What happens when you combine a dozen friends, 20,000 acres of skiable terrain, and a sweet backcountry lodge? You get a ski trip done right.
For New Year’s Eve, a group of friends descended on Valahalla Mountain Touring, a backcountry lodge accessed via snowcat deep in British Columbia’s Selkirk Mountains. This isn’t your ordinary hut—it’s a seven-bedroom lodge with a chef, a wood-fired sauna, and (not that you need it) Wifi. Out the door,VMT leads guided ski touring into nearly 20,000 acres of high-alpine bowls, steep chutes, and perfect glades, including some descents that grant you 2,600 vertical feet of powder back to the lodge. This group included Flylow co-founders Greg Steen and Dan Abrams and many of their closest friends (many of whom were gracious enough to do some product testing for us during the trip). Here, Abrams gives us a little behind-the-scenes glimpse at the trip.
The first morning at the lodge, the sunrise was just stunning. We later discovered we could only see the sunrise because a guest from the previous year had criticized the obstructed view from the lodge—there was one tree blocking the view of the valley. That prompted Jasmin Caton, the lodge’s owner, to walk outside in her pajamas and grab a chainsaw and cut the tree down.
Flylow staff geologist and trip organizer Seth Dee stares down lodge dog Louise, our friend Jake’s dog that made the trip in by snowmobile. This is taken at 7:45 a.m., after both a cold and hot breakfast had already been served. We were all well fed, ready to go. We’d then spend the next eight hours climbing and skiing through the finest powder in Canada.
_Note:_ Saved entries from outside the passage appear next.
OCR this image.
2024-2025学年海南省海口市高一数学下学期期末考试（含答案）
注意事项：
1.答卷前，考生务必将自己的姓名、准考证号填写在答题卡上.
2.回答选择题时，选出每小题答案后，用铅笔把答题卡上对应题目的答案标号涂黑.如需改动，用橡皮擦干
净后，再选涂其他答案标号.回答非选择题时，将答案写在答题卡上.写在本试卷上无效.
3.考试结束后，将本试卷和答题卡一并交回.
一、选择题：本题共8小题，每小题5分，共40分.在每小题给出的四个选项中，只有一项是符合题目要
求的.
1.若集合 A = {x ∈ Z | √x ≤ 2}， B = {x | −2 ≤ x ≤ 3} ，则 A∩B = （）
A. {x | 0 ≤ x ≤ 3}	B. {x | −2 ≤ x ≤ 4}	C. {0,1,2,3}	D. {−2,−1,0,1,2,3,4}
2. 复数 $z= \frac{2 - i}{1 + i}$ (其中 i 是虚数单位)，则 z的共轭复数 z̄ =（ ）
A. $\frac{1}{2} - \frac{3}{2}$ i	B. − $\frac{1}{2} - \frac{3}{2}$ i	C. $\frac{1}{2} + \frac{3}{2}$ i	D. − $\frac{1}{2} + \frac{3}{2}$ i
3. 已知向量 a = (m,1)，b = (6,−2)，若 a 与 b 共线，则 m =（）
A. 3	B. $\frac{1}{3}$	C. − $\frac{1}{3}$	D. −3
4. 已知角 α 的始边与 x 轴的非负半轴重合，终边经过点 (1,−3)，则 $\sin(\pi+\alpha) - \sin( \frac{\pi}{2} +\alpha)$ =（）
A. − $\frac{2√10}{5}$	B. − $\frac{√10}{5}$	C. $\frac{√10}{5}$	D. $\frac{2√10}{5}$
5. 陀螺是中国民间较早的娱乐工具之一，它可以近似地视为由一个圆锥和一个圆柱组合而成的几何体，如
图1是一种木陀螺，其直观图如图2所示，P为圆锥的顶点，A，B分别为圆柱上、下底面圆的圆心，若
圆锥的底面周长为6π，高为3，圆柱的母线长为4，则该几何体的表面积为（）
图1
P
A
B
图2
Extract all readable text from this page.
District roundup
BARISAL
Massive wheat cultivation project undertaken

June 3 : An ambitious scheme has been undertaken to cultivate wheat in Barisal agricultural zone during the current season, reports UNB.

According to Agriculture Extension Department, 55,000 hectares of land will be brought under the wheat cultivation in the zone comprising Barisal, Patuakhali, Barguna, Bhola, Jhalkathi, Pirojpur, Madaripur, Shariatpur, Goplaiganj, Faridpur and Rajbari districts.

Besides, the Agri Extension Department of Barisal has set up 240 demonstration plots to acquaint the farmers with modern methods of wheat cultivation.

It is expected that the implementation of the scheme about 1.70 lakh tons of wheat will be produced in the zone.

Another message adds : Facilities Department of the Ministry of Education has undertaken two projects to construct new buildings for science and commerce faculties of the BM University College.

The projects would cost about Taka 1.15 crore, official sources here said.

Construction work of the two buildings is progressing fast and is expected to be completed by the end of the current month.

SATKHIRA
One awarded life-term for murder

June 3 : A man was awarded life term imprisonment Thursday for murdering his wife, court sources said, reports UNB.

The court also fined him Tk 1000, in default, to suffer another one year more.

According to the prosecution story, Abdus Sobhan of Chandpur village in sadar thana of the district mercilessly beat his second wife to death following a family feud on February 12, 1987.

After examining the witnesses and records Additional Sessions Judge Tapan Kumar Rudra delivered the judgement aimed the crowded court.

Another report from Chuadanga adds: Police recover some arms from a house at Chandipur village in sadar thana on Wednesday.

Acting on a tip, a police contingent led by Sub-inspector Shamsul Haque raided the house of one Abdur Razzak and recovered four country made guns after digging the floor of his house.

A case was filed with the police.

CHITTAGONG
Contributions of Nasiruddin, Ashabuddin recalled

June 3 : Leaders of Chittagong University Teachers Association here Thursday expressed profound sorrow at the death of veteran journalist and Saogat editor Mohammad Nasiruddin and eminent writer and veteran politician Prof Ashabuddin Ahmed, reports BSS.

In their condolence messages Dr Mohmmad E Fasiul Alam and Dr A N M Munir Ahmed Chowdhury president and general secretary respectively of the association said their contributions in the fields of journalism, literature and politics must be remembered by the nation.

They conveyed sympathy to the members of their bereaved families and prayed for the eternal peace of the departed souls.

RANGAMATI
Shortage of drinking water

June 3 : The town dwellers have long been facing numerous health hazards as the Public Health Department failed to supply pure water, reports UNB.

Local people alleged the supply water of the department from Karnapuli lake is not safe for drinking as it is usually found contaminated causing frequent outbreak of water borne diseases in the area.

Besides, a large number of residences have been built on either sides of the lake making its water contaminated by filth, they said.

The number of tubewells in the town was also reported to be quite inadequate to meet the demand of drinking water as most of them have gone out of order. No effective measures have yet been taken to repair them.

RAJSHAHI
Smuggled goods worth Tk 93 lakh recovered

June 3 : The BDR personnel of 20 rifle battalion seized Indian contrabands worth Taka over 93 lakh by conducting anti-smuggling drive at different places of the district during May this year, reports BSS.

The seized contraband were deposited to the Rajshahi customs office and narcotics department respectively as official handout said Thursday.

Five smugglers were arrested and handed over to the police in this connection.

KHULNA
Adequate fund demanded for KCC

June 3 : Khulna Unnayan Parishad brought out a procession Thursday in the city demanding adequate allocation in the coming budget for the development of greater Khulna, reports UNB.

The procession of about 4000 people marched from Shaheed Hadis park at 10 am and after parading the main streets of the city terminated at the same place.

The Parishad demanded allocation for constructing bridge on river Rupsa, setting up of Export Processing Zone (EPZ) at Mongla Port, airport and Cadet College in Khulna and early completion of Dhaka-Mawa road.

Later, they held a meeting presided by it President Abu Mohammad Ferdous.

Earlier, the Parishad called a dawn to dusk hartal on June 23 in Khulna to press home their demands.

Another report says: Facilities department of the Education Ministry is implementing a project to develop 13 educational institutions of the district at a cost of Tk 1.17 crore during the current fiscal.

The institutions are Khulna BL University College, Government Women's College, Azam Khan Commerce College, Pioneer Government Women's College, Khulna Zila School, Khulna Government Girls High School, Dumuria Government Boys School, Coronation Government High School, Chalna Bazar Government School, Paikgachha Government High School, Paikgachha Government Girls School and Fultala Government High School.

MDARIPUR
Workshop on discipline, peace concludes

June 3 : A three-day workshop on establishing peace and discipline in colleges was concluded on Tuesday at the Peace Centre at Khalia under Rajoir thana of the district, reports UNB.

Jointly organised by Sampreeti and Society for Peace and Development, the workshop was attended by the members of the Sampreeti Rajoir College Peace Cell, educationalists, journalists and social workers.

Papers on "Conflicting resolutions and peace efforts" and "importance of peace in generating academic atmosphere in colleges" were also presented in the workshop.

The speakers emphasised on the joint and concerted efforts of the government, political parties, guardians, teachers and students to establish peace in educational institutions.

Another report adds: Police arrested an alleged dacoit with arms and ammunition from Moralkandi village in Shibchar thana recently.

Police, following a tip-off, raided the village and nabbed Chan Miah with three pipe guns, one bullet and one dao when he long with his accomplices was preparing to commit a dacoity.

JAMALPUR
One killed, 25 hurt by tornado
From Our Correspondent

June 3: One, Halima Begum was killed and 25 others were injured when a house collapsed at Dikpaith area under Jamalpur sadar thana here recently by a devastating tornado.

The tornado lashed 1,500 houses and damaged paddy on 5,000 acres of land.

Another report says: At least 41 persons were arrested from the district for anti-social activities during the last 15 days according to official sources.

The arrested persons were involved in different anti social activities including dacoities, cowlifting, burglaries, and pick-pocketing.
Our first day, it was cold but clear. We could see it was going to be stormy in the forecast. It took us an hour and a half of skinning from the lodge just to get to this point, then we had to cross the lake, then start climbing. It was a good taste of how long the days were going to be. The snow was amazing.
We climbed out of Shannon Lake, on our way to ski the Throat, a glade that rolled over to a cliff band, into a wide apron of powder. When we got up to the top of this glade, we were all ready to rip our skins and start skiing, but the guides wanted to push onward, even farther into the alpine.
This is me, getting pitted in British Columbia’s finest pow. I finally found the powder I’ve been training my whole life for. It wasn’t for lack of effort. We had spent two hours trudging up in a full storm before dropping 2,500 feet away from the lodge, knowing the whole time that we would have to climb back up the steepest terrain we’d skied the whole week. On the climb back up, nobody said a word for a full half hour. Then we all started making jokes as we slowly climbed our way back out.
After a day of skiing, we’d get back to the lodge, change out of ski clothes, and join everyone for an après-ski session of beers, homemade hot soup, and other snacks, followed by a sauna and a shower. This is the sauna. The whole lodge is powered by a micro-hydro system. All of the excess electricity is diverted to the wood-fired sauna to keep it extra hot.
Meals were always delicious and festive. You can see Nick Waggoner, from Sweetgrass Productions and also a guide apprentice and lodge host, in his blond wig costume on New Year’s Eve. The food was plentiful—three-course dinners, made in a true organic, farm-to-hut way.
Annie, the cook who joined us to ski every afternoon, brought costumes from what they called the tickle box. On New Year’s Eve, everyone outfitted themselves for dinner and the rest of the evening. The Steen brothers, seen here, brought their own costumes.
Brita U tested Flylow’s new all-white Foxy Bibs, due out in fall 2019. Here she is heading toward the Crown Jewel, 2,500 vertical feet of powder perfection.
Here you can see the full alley that was the run aptly-named Double Dessert. The storm had refreshed the line and it was untracked powder for the entire route. That night, I also treated myself to a second helping of the apple strudel dessert.
On New Year’s Eve, we were all so tired from a week of ski touring, we ate dinner, had some libations, and really tried to make it to midnight. But at 10:30, we decided to light off all the fireworks we’d procured from a Canadian roadside shack. We were all asleep by 11 p.m.
Nothing says it’s the end of an incredible ski trip like a pair of unicorn slippers and a Coors Banquet beer. At day’s end, we’d take off all of our gear in the sauna’s changing room and hang it there to dry throughout the night. This was one of the best ski trips I’ve taken—I’ll hopefully be back.
A Canadian hut trip is a right of passage for many skiers. There's no place else on earth that allows you access this high quality of terrain and snow all from the comfort of beautifully maintained backcountry lodge. If you're interested getting a BC hut trip on the books, check out the Backcountry Lodges of British Columbia. It's the best resource for starting your research. Most lodges can be booked either guided or unguided, catered or self-catered. Guided and catered is definitely the way to go. You'll eat way better food and ski way better snow. The most important thing is to plan ahead. These lodges are becoming more and more popular with many booking out years in advance. Gather a posse, throw down a deposit, and make it happen. You won't regret it.